The cultural marriage of musical identities can be a complex and sometimes bizarre fusion of musical styles and customs. This meditation-yoga-world-new-age creation essentially showcases a western take on Indian music. The music has a trance-like quality to it, but it may be too indulgent for some with several tracks lasting over 7 minutes.
This album is so eighties you’d think it was recorded with an Amiga. It’s heavy synth-laden, gated drums and glittery soundscapes are completely lost in time, and at times it can feel cheesier than a four seasons pizza. There’s some interesting and effective melodies dotted around this retro love-fest, but it does sound rather dated.
This rough and ready album hits you immediately with full force. Before you realize what you’re hearing you feel the shards of raw acoustics and violins hitting you right in the face. It also has some lighter fragments of acoustic sensibility, which is further complimented by a distinctive voice and the authenticity of the production.

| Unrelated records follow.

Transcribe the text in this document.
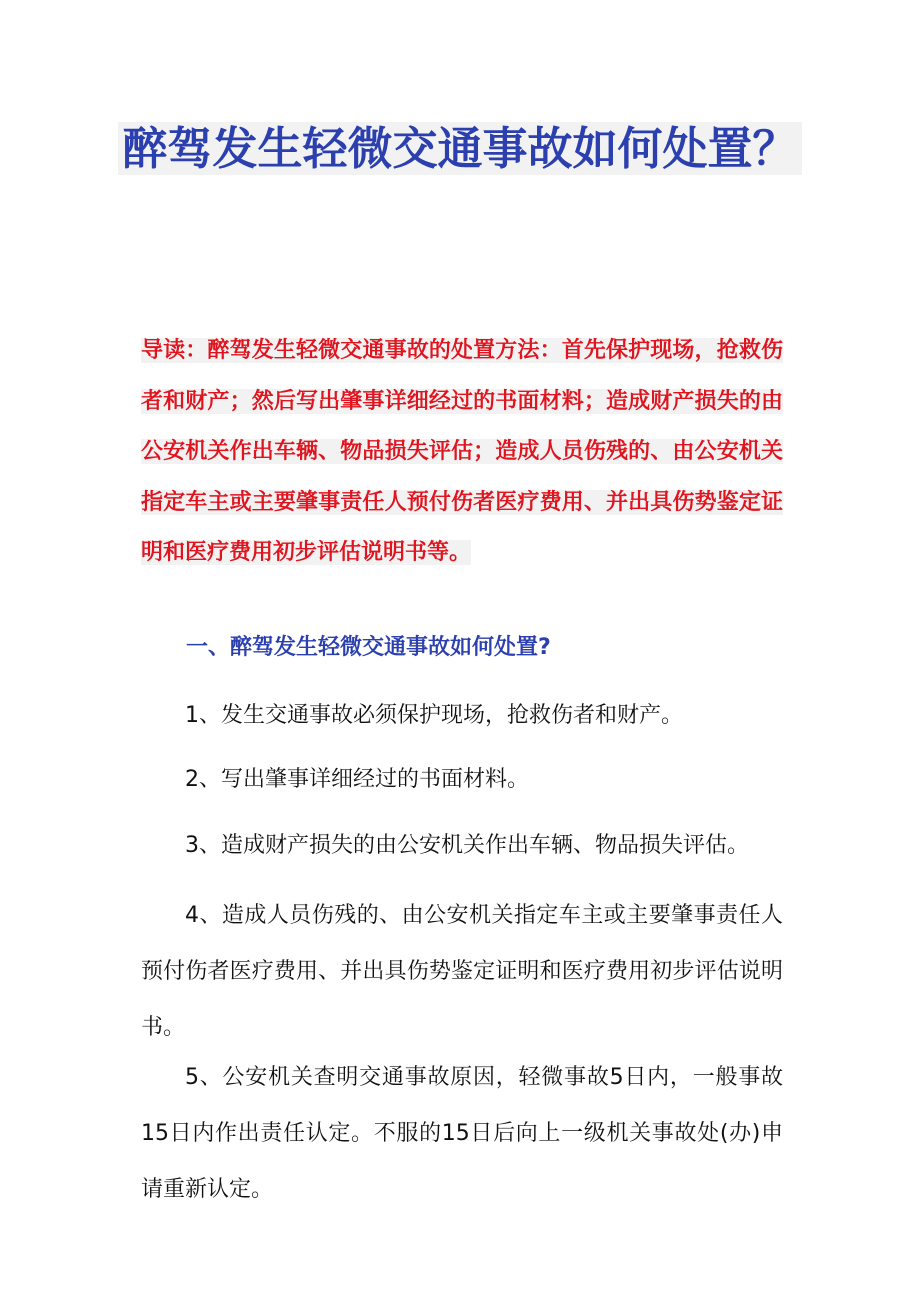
醉驾发生轻微交通事故如何处置？
导读：醉驾发生轻微交通事故的处置方法：首先保护现场，抢救伤者和财产；然后写出肇事详细经过的书面材料；造成财产损失的由公安机关作出车辆、物品损失评估；造成人员伤残的、由公安机关指定车主或主要肇事责任人预付伤者医疗费用、并出具伤势鉴定证明和医疗费用初步评估说明书等。
一、醉驾发生轻微交通事故如何处置?

1、发生交通事故必须保护现场，抢救伤者和财产。

2、写出肇事详细经过的书面材料。

3、造成财产损失的由公安机关作出车辆、物品损失评估。

4、造成人员伤残的、由公安机关指定车主或主要肇事责任人预付伤者医疗费用、并出具伤势鉴定证明和医疗费用初步评估说明书。

5、公安机关查明交通事故原因，轻微事故5日内，一般事故15日内作出责任认定。不服的15日后向上一级机关事故处(办)申请重新认定。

This scrunchy, splishy, sploshy, slippery, sludgy electronic-experimental concoction has more than an element of cohesion. It’s a voyage into the unknown lo-fi electronic universe, where wonky planets and percussive stars collide head-on against each other every second with gravel – an eccentric mix with random samples included.
You get an unusual sound or two. You get some jazz. You get some ambient soundscapes. You some intriguing and appealing vocal arrangements. You get a sense of curiosity listening to this fizzling amalgamation of jazz fusion, keeping on the dry ground of the genre’s roots whilst tipping their toes into new, unchartered waters.
Be prepared for this. It’s the sound of a skip-load of industrial machinery from a great height falling rapidly on your head. It’s as tough as old boots, hard uncompromising music that nearly reaches points of musicality. I appreciate the rhythmic layout of this ‘music’.
Imagine this – it’s a cold winter’s night and you’re walking through the city. You walk past club after club and bar after bar. You can hear haunting electronics, then a bit of smooth jazz, and then you hear the surreal experimentation you can’t fathom. This complex cauldron is the sound of Ambery.